The measure, backed by Senate Majority Leader Harry Reid, fell short of the votes needed to move ahead to further debate.
Senate Republicans unveiled an alternative on Wednesday that relied on freezing federal workers’ pay through 2015 and reducing the government’s bureaucracy by 200,000 jobs. The GOP bill also would raise Medicare premiums for the wealthy, and take steps to deny unemployment benefits and food stamps to anyone with a seven-figure income.
It also failed to move forward, by a 20-78 vote Thursday night. Both Collins and Sen. Olympia Snowe voted for the measure.
“Congress should not be imposing higher taxes on hard-working families at a time when our nation’s economy remains fragile,” Collins said after Thursday night’s 51-49 Senate vote on the Reid plan. “However, it’s equally important that we not impose additional taxes on job creators who are so critical to our economic recovery.”
Collins has said she has been looking at separating out small business owners that file taxes as S-corporations from individuals who make more than $1 million a year.
In a 7-Point Jobs Plan she introduced last February, Collins called for a reduction in the employer portion of the payroll tax. One point was to reduce the employer portion of the payroll tax by 2 percent on the first $50,000 of payroll. This has the potential to lead to the creation of 1.4 million jobs and allows businesses to depreciate equipment more quickly to remain competitive, the plan said.
“I have long said that multimillionaires and billionaires who are not running businesses could pay more of their income to help us deal with the deficit.
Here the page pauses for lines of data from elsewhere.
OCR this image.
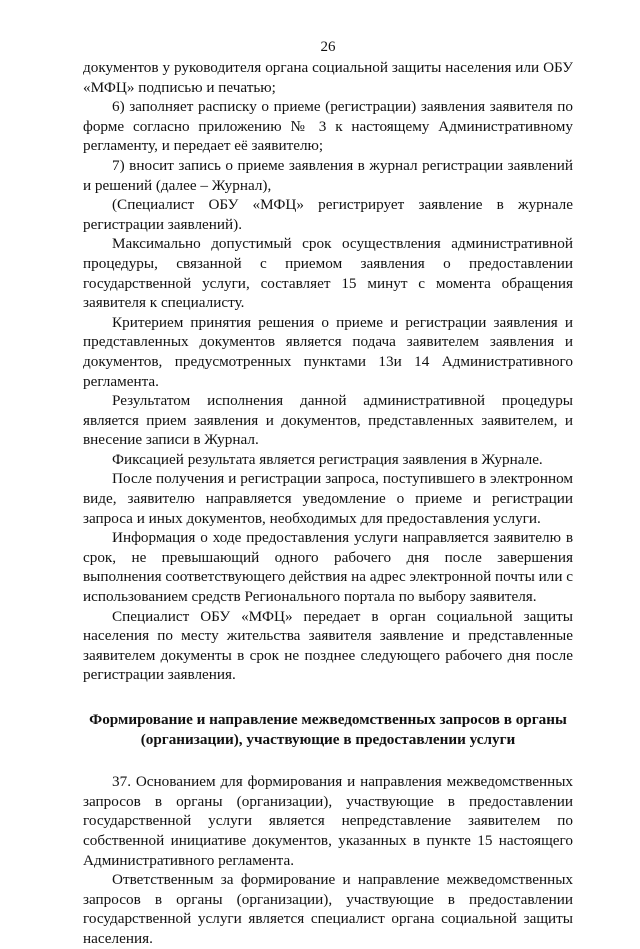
26

документов у руководителя органа социальной защиты населения или ОБУ «МФЦ» подписью и печатью;

6) заполняет расписку о приеме (регистрации) заявления заявителя по форме согласно приложению № 3 к настоящему Административному регламенту, и передает её заявителю;

7) вносит запись о приеме заявления в журнал регистрации заявлений и решений (далее – Журнал),

(Специалист ОБУ «МФЦ» регистрирует заявление в журнале регистрации заявлений).

Максимально допустимый срок осуществления административной процедуры, связанной с приемом заявления о предоставлении государственной услуги, составляет 15 минут с момента обращения заявителя к специалисту.

Критерием принятия решения о приеме и регистрации заявления и представленных документов является подача заявителем заявления и документов, предусмотренных пунктами 13и 14 Административного регламента.

Результатом исполнения данной административной процедуры является прием заявления и документов, представленных заявителем, и внесение записи в Журнал.

Фиксацией результата является регистрация заявления в Журнале.

После получения и регистрации запроса, поступившего в электронном виде, заявителю направляется уведомление о приеме и регистрации запроса и иных документов, необходимых для предоставления услуги.

Информация о ходе предоставления услуги направляется заявителю в срок, не превышающий одного рабочего дня после завершения выполнения соответствующего действия на адрес электронной почты или с использованием средств Регионального портала по выбору заявителя.

Специалист ОБУ «МФЦ» передает в орган социальной защиты населения по месту жительства заявителя заявление и представленные заявителем документы в срок не позднее следующего рабочего дня после регистрации заявления.

Формирование и направление межведомственных запросов в органы (организации), участвующие в предоставлении услуги

37. Основанием для формирования и направления межведомственных запросов в органы (организации), участвующие в предоставлении государственной услуги является непредставление заявителем по собственной инициативе документов, указанных в пункте 15 настоящего Административного регламента.

Ответственным за формирование и направление межведомственных запросов в органы (организации), участвующие в предоставлении государственной услуги является специалист органа социальной защиты населения.
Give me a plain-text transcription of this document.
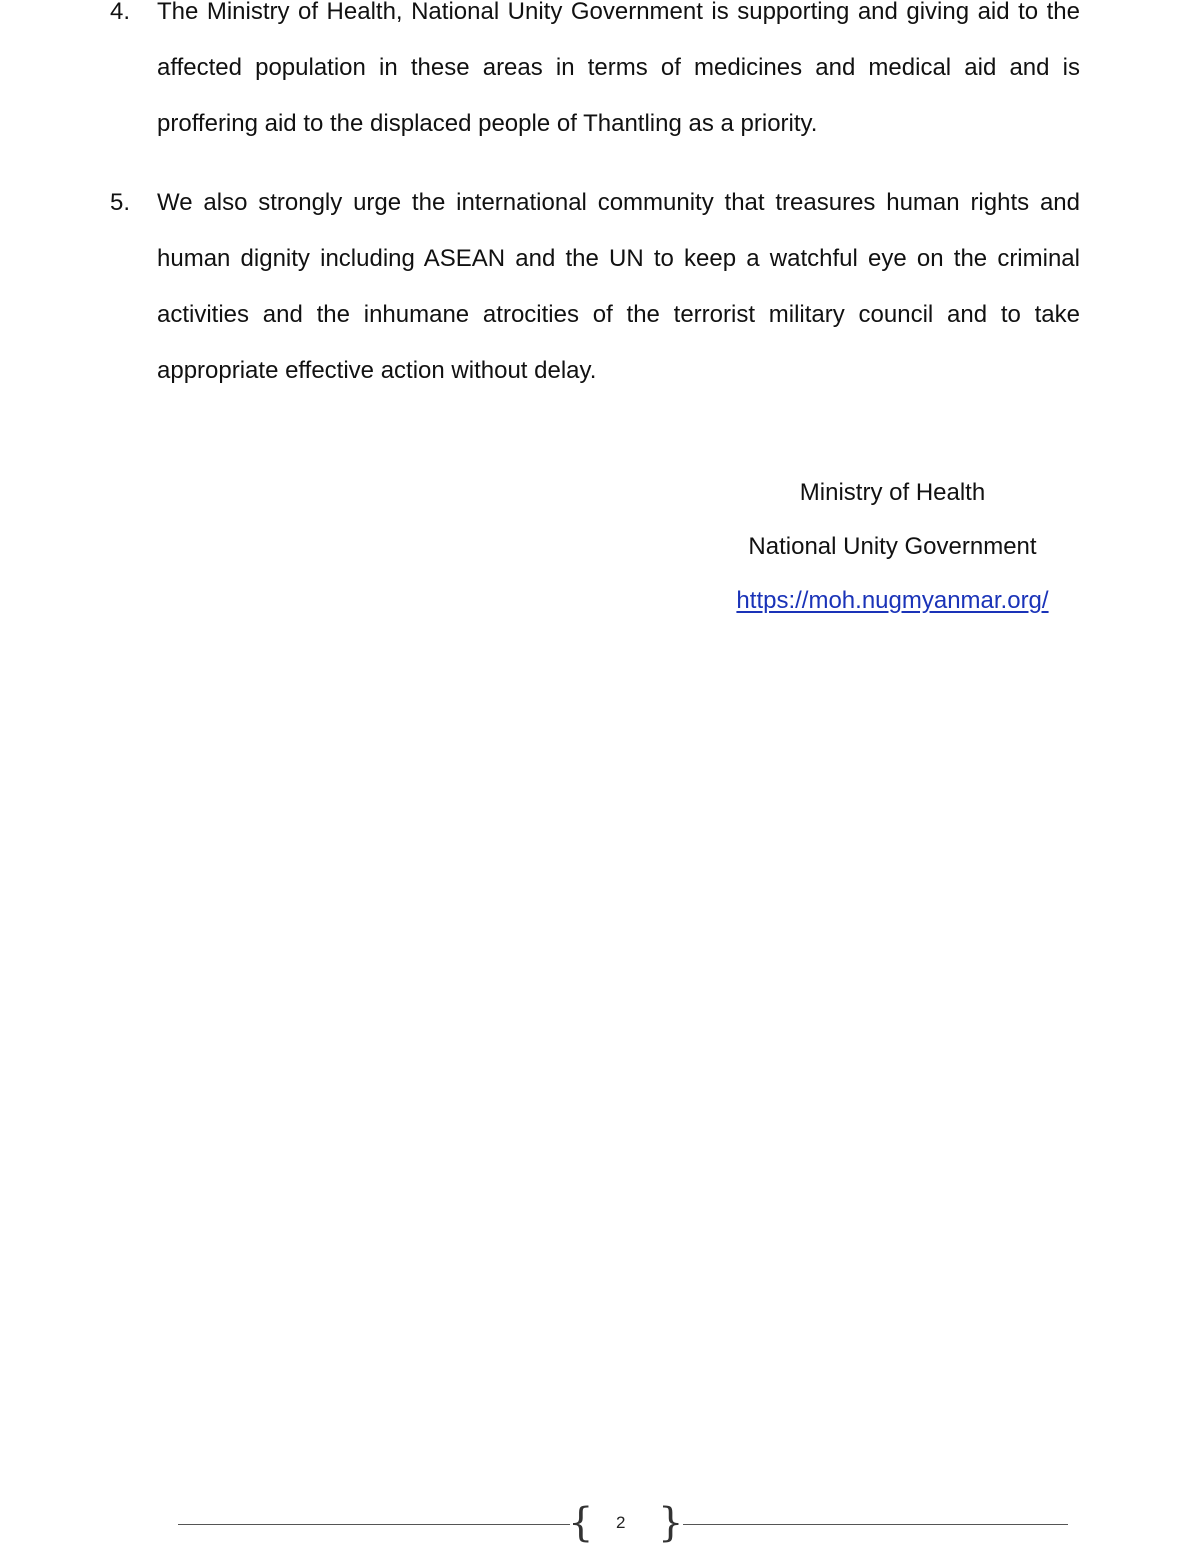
4. The Ministry of Health, National Unity Government is supporting and giving aid to the affected population in these areas in terms of medicines and medical aid and is proffering aid to the displaced people of Thantling as a priority.
5. We also strongly urge the international community that treasures human rights and human dignity including ASEAN and the UN to keep a watchful eye on the criminal activities and the inhumane atrocities of the terrorist military council and to take appropriate effective action without delay.
Ministry of Health
National Unity Government
https://moh.nugmyanmar.org/
{ 2 }
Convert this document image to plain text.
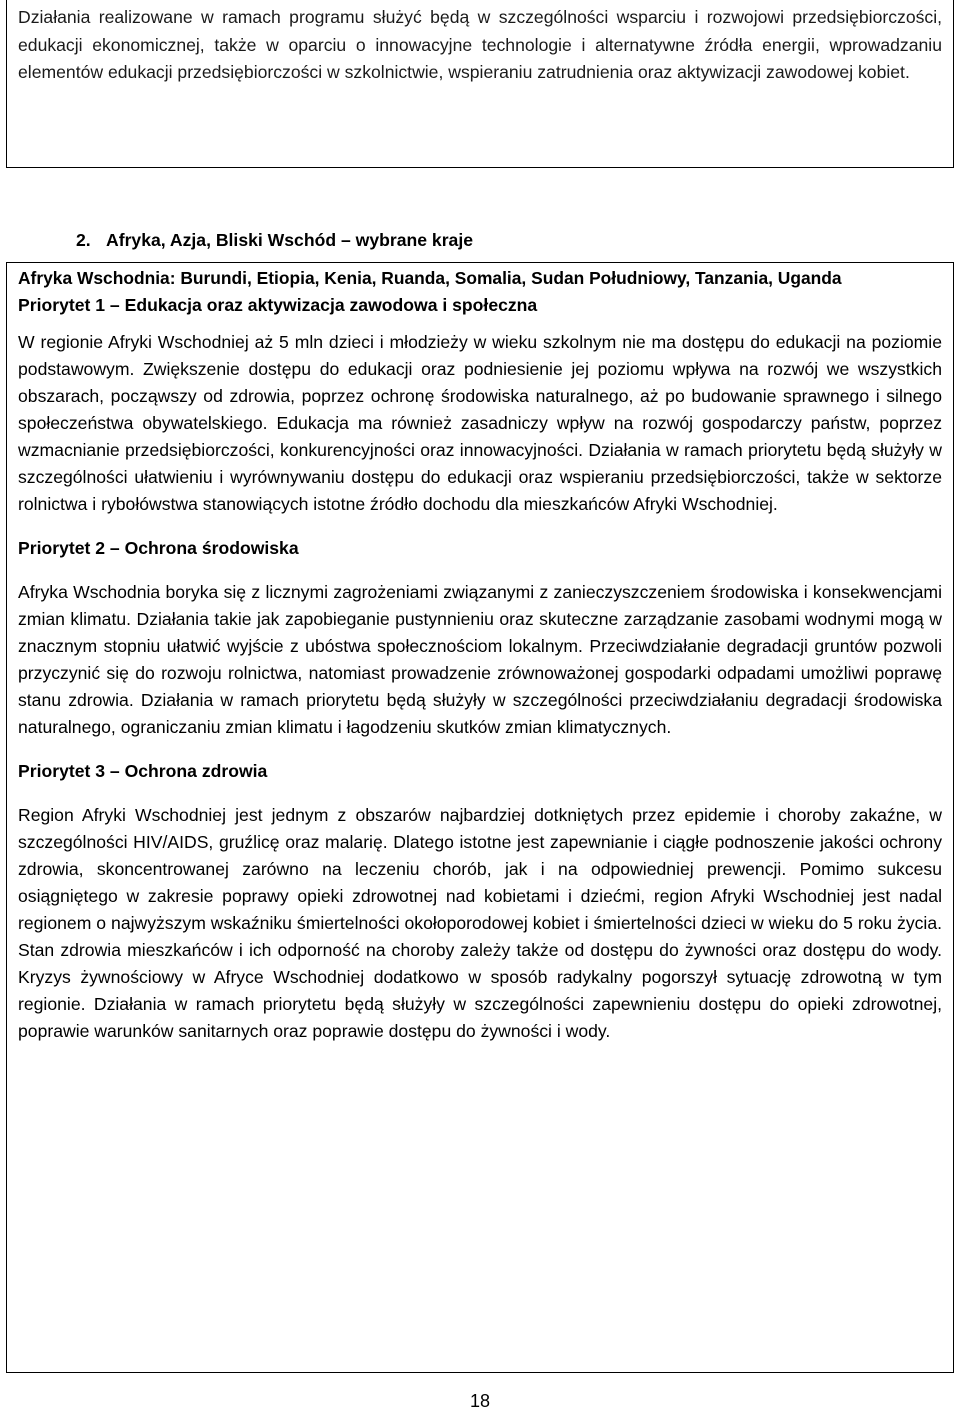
Działania realizowane w ramach programu służyć będą w szczególności wsparciu i rozwojowi przedsiębiorczości, edukacji ekonomicznej, także w oparciu o innowacyjne technologie i alternatywne źródła energii, wprowadzaniu elementów edukacji przedsiębiorczości w szkolnictwie, wspieraniu zatrudnienia oraz aktywizacji zawodowej kobiet.

2. Afryka, Azja, Bliski Wschód – wybrane kraje

Afryka Wschodnia: Burundi, Etiopia, Kenia, Ruanda, Somalia, Sudan Południowy, Tanzania, Uganda

Priorytet 1 – Edukacja oraz aktywizacja zawodowa i społeczna

W regionie Afryki Wschodniej aż 5 mln dzieci i młodzieży w wieku szkolnym nie ma dostępu do edukacji na poziomie podstawowym. Zwiększenie dostępu do edukacji oraz podniesienie jej poziomu wpływa na rozwój we wszystkich obszarach, począwszy od zdrowia, poprzez ochronę środowiska naturalnego, aż po budowanie sprawnego i silnego społeczeństwa obywatelskiego. Edukacja ma również zasadniczy wpływ na rozwój gospodarczy państw, poprzez wzmacnianie przedsiębiorczości, konkurencyjności oraz innowacyjności. Działania w ramach priorytetu będą służyły w szczególności ułatwieniu i wyrównywaniu dostępu do edukacji oraz wspieraniu przedsiębiorczości, także w sektorze rolnictwa i rybołówstwa stanowiących istotne źródło dochodu dla mieszkańców Afryki Wschodniej.

Priorytet 2 – Ochrona środowiska

Afryka Wschodnia boryka się z licznymi zagrożeniami związanymi z zanieczyszczeniem środowiska i konsekwencjami zmian klimatu. Działania takie jak zapobieganie pustynnieniu oraz skuteczne zarządzanie zasobami wodnymi mogą w znacznym stopniu ułatwić wyjście z ubóstwa społecznościom lokalnym. Przeciwdziałanie degradacji gruntów pozwoli przyczynić się do rozwoju rolnictwa, natomiast prowadzenie zrównoważonej gospodarki odpadami umożliwi poprawę stanu zdrowia. Działania w ramach priorytetu będą służyły w szczególności przeciwdziałaniu degradacji środowiska naturalnego, ograniczaniu zmian klimatu i łagodzeniu skutków zmian klimatycznych.

Priorytet 3 – Ochrona zdrowia

Region Afryki Wschodniej jest jednym z obszarów najbardziej dotkniętych przez epidemie i choroby zakaźne, w szczególności HIV/AIDS, gruźlicę oraz malarię. Dlatego istotne jest zapewnianie i ciągłe podnoszenie jakości ochrony zdrowia, skoncentrowanej zarówno na leczeniu chorób, jak i na odpowiedniej prewencji. Pomimo sukcesu osiągniętego w zakresie poprawy opieki zdrowotnej nad kobietami i dziećmi, region Afryki Wschodniej jest nadal regionem o najwyższym wskaźniku śmiertelności okołoporodowej kobiet i śmiertelności dzieci w wieku do 5 roku życia. Stan zdrowia mieszkańców i ich odporność na choroby zależy także od dostępu do żywności oraz dostępu do wody. Kryzys żywnościowy w Afryce Wschodniej dodatkowo w sposób radykalny pogorszył sytuację zdrowotną w tym regionie. Działania w ramach priorytetu będą służyły w szczególności zapewnieniu dostępu do opieki zdrowotnej, poprawie warunków sanitarnych oraz poprawie dostępu do żywności i wody.

18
But I feel strongly that we must ensure that small business owners who pay taxes through the individual income tax system are protected,” she said Thursday.
“Protecting small businesses from the surtax is essential. Extending the payroll tax to employers will help them preserve and create jobs,” Collins said.
Snowe voted against the Democratic plan. “I do not want to see the existing payroll tax holiday end, and I could support a one-year extension if it is paid for sufficiently, fairly, and in a way that will not damage our economy. A permanent tax increase that will harm small businesses is the wrong prescription for our economy, and it won’t promote economic growth.”
A senior member of the Senate Finance Committee, Snowe has long called for comprehensive tax reform.
“It is of paramount importance that Congress end the partisan bickering and enact comprehensive tax reform that will end the need for these ‘all or nothing’ false alternatives,” she said after Thursday’s votes.
The expansion and extension was a centerpiece of President Barack Obama’s jobs bill.
“Senate Republicans chose to raise taxes on nearly 160 million hardworking Americans because they refused to ask a few hundred thousand millionaires and billionaires to pay their fair share,” the president said in a statement after the vote. “They voted against a bill that would have not only extended the $1,000 tax cut for a typical family, but expanded that tax cut to put an extra $1,500 in their pockets next year, and given nearly six million small business owners new incentives to expand and hire.
“That is unacceptable. It makes absolutely no sense to raise taxes on the middle class at a time when so many are still trying to get back on their feet,” the president said.
Collins said she would continue to work to find a way to reduce payroll taxes.
“My preference, and what I will be working on and unveil next week, is a bipartisan proposal that has a surtax on wealthy people but with a carve-out for small businesses,” she said.
The Associated Press contributed to this report.